Migrar
Sentada num dos caixotes, olhando para o horizonte daquela sala vazia, ela não sabia bem em que pensava. Um turbilhão de cores, formas, cheiros e aquela sala vazia. É como se ela, agora, tivesse um cômodo vazio dentro de si.
Até a respiração mais profunda dava eco, e as batidas do seu coração faziam as paredes tremerem, faziam-na tremer. Sentiu aquela vontade péssima de fumar, que só denunciava, ainda mais, a sua fragilidade.
Mentalmente, remontava quantos passos dera naquela casa, quantas vezes o chão foi a cama, e quantas vezes o chão ficou manchado do whisky inseparável. Era tempo de migrar. Deixar o seu lugar de passagem e ir para casa. E essa já não havia sido sua casa? Recusava-se a aceitar a ideia que outros iriam ocupar seus cômodos, agora vazios, e varrer dali tudo que ela havia deixado. Era hora de migrar.

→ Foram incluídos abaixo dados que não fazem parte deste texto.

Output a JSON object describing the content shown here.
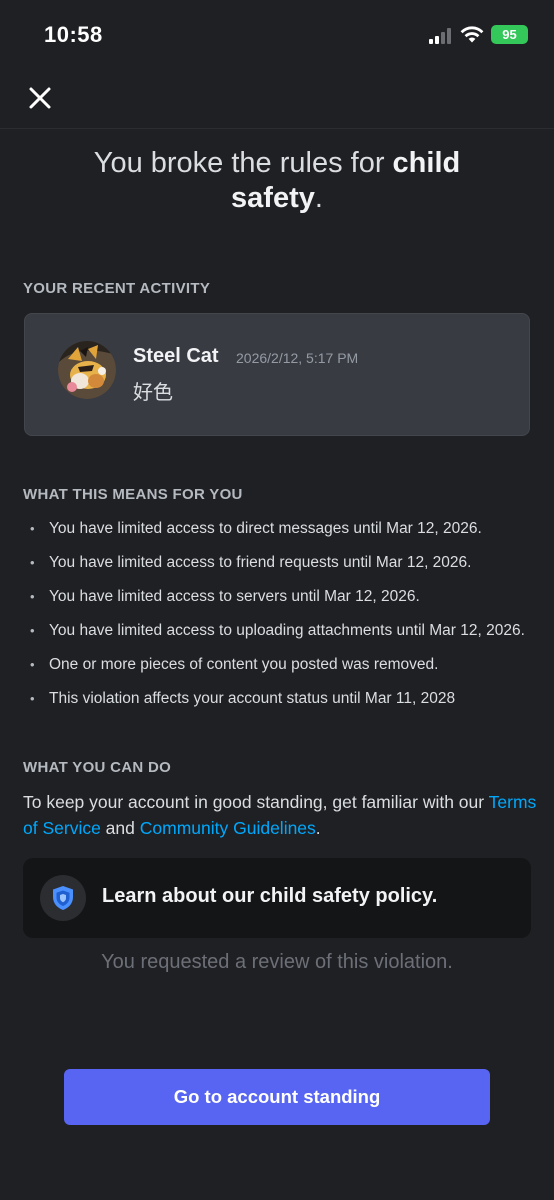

A vontade de fumar crescendo, “meu Deus, onde será que vou arranjar um carlton agora?”. Ela deveria estar dormindo, mas estava ali sentada com uma camisola tosca no meio da sala vazia. Estava hipnotizada. Sua última noite. O vazio sufocando...”Não quero morrer aos poucos.”. Lembrou que amanhã iria para casa e sorriu. O sorriso mais triste jamais visto.
Todos sabiam que ela precisava migrar.